The letter suggested that Ferentz and athletic director Gary Barta were among the University of Iowa officials that encouraged the alleged victim to follow a informal process instead of taking the case to the police, which eventually happened. A court case is now pending against Cedric Everson and Abe Satterfield. Ferentz has been named as a potential witness in the case.
As Barta stated on Tuesday, Ferentz said that he was requested to attend the meeting by the alleged victim's parents. The coach requested not to be in the meeting, but agreed to take part in it as in accordance with the university's informal process policy.
"That meeting was covered in the first investigation by the board of regents," Ferentz said. "It will be covered again.
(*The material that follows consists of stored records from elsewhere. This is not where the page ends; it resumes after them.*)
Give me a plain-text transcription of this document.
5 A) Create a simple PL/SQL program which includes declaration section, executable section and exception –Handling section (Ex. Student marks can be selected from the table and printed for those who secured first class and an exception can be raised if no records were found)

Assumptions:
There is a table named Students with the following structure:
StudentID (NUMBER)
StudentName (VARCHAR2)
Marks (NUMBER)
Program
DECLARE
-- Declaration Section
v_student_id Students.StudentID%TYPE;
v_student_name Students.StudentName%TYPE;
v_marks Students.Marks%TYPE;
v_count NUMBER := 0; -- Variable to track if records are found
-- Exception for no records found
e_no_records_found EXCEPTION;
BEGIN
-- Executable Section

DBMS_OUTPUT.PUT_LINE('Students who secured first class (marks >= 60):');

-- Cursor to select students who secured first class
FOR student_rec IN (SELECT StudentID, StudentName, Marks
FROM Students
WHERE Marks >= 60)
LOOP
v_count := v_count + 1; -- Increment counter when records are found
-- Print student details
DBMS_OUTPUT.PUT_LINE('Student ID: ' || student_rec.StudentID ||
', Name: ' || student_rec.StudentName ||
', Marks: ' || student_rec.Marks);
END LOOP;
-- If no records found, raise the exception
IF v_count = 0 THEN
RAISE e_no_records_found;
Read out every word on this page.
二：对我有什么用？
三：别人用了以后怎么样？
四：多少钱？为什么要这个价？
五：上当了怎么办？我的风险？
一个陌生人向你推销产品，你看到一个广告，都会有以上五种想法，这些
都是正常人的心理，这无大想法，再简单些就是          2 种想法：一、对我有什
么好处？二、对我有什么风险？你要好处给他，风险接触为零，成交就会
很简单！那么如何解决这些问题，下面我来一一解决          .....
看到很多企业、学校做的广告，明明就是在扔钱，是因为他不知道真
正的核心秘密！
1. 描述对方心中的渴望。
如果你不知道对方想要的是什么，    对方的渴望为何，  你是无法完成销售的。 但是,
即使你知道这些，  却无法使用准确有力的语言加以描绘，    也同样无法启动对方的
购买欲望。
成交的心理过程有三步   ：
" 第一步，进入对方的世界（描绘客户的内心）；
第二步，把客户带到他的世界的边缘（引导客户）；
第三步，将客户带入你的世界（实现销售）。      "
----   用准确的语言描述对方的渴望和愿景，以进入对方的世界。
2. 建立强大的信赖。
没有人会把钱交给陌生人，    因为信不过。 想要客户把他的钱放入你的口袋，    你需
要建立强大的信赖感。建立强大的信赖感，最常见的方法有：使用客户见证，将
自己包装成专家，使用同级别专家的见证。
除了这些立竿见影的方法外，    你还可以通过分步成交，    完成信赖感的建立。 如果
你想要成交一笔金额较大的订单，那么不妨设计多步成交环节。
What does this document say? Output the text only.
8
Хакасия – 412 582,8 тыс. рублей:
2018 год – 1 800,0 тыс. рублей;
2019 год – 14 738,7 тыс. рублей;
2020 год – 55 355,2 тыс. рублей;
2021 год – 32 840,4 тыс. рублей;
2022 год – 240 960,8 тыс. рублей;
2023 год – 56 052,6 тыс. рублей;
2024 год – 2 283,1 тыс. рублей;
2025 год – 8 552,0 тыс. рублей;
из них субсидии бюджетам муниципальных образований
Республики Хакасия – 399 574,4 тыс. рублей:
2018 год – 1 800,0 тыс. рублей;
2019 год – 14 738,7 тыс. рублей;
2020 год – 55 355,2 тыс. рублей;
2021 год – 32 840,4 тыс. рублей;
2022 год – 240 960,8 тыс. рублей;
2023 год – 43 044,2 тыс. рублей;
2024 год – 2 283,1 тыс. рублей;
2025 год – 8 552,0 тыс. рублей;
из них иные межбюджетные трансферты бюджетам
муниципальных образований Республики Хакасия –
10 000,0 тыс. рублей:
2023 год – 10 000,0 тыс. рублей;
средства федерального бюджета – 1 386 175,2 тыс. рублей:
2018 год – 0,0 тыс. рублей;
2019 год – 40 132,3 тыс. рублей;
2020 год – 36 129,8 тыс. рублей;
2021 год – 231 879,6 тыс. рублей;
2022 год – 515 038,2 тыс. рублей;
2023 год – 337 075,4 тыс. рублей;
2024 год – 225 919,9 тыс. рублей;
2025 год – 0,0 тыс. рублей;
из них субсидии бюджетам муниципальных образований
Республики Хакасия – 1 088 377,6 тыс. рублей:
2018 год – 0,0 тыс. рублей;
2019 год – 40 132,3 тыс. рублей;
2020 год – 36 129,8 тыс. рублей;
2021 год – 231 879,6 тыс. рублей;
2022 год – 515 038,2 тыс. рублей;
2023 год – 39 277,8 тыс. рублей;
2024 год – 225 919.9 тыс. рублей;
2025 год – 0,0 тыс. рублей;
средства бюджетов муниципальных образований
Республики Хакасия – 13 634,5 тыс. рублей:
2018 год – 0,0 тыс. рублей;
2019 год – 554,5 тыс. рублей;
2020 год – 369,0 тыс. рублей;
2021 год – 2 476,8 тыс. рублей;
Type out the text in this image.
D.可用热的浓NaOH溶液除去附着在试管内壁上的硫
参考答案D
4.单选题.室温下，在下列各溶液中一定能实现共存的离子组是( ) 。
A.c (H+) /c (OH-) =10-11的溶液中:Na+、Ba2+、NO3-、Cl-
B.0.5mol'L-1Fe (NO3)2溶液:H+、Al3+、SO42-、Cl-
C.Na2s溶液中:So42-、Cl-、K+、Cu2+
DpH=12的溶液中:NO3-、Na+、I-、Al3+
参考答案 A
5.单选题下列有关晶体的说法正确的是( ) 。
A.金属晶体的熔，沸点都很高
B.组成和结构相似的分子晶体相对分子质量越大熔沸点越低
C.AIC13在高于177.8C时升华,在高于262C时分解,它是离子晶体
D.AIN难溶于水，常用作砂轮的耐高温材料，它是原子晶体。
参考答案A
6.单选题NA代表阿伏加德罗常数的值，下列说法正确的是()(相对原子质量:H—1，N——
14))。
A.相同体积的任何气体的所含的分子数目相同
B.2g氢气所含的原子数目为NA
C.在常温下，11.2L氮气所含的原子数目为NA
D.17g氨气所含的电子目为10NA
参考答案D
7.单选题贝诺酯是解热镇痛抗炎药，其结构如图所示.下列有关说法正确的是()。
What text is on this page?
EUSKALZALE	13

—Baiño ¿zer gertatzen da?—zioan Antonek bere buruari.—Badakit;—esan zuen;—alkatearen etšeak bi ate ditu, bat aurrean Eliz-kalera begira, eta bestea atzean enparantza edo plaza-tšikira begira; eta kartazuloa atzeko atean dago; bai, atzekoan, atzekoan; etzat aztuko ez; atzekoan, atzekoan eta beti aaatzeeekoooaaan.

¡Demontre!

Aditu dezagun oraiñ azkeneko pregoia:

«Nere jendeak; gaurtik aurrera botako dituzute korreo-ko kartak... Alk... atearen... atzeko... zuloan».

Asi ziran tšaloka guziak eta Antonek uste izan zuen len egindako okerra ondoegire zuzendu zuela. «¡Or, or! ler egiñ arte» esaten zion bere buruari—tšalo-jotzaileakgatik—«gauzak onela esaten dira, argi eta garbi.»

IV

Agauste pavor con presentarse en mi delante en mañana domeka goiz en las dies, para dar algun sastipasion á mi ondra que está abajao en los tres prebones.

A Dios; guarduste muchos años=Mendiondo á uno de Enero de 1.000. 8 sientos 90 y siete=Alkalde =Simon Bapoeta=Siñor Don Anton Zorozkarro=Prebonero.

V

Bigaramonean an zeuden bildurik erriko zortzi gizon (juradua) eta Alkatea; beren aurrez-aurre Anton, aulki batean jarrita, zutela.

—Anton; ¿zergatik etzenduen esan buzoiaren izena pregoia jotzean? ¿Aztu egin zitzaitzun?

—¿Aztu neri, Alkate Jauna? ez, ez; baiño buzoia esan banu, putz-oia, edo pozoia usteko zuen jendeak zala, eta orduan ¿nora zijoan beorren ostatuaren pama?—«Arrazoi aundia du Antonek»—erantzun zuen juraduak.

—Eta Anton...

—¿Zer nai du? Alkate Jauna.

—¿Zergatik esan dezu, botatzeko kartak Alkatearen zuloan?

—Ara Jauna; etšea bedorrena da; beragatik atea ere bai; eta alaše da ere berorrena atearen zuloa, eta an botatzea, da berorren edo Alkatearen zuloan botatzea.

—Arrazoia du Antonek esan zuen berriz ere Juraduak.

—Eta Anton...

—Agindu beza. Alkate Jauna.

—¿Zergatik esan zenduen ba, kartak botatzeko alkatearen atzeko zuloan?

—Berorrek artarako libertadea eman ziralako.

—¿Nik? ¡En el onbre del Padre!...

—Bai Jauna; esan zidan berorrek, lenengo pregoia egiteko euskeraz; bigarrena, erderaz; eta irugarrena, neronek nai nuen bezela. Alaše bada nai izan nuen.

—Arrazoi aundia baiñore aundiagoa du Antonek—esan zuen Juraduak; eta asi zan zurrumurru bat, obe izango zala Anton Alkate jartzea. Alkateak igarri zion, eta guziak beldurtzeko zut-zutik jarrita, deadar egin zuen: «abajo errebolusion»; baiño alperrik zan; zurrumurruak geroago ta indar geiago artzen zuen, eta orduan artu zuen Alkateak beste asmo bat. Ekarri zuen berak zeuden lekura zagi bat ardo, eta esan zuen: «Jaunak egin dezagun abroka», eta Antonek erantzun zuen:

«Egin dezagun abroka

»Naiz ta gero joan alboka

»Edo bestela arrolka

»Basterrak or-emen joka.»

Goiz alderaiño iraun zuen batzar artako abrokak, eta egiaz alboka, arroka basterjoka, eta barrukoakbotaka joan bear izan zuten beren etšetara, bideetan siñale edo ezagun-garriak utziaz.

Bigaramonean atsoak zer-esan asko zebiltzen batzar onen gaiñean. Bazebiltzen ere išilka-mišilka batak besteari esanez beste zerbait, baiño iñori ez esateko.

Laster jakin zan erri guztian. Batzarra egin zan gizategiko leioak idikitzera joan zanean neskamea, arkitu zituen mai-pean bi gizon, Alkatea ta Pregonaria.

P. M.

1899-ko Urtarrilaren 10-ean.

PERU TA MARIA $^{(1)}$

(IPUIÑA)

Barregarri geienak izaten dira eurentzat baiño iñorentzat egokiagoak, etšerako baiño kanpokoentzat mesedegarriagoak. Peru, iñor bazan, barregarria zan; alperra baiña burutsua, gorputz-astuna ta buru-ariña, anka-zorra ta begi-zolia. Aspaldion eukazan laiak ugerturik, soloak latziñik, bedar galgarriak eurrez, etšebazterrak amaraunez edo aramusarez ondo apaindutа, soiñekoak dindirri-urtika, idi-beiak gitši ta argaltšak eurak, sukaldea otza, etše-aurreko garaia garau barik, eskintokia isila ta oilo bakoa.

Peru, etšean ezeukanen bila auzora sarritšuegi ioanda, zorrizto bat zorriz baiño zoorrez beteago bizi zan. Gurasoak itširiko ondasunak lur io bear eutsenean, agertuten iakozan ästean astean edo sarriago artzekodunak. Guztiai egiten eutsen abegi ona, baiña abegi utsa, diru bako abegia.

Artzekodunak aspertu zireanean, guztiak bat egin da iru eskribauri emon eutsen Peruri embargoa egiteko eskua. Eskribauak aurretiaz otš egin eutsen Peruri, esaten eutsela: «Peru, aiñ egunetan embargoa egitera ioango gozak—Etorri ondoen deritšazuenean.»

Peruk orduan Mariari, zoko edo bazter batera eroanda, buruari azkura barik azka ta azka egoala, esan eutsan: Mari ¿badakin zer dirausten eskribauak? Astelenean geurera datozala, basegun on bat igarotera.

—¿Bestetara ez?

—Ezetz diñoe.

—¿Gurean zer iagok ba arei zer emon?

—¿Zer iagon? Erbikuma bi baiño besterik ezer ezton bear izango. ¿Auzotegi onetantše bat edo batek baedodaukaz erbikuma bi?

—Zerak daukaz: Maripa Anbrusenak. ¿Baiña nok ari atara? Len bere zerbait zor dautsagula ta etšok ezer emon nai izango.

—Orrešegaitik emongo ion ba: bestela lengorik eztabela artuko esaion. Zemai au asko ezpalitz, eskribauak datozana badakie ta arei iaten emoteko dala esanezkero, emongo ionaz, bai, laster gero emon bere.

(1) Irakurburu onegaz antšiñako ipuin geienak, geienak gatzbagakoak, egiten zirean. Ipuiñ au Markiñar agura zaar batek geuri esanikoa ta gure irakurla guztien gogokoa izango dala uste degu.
All of us are very, very confident that the outcome will be positive one more time. The best interest of the young lady were first and foremost and that's consistent with that meeting."
The regents decided to reopen an invetsigation on how the university handled the case after learning last weekend about the mother's letter to President Sally Mason. That letter and a second one were not turned over to the board during the first investigation.
Ferentz said that he learned of the alleged crime on Monday morning, Oct. 15, two days after it allegedly happened. The meeting with the alleged victim and her family took place on Wednesday and the players were off the team on Thursday. The coach conducted his own investigation during that week and concluded that Everson and Satterfield would no longer be with the program. Their last activity with the team was on Sunday.
One of the other main questions that arose from the letter was Ferentz's decision to send two players back into the room where the alleged crime occurred. Darrell Johnson-Koulianos and Lance Tillison previously had vacated the room and were told to return to it.
When asked if he thought about that room being a potential crime scene, Ferentz said:
"Obviously my mind doesn't work that way. It was news to me that the room was vacant. That's one thing that I learned during the course of that week. The first step there was to get those people back in the proper spots."
If anything, Ferentz is guilty of poor judgment in that decision. But perhaps somebody else should have made that decision for him in closing off that room because it was a potential crime scene.
Overall, the coach handled everything well here on Thursday. He's been viewed as a man of high character throughout his nine years as the head man at Iowa and his words seemed genuine and heart-felt.
"As of the 17th (of October), that was my last involvement, the meeting with the formal procedure," he said. "I only acted on the things that a football coach could act on. I acted on what I had. I acted fairly."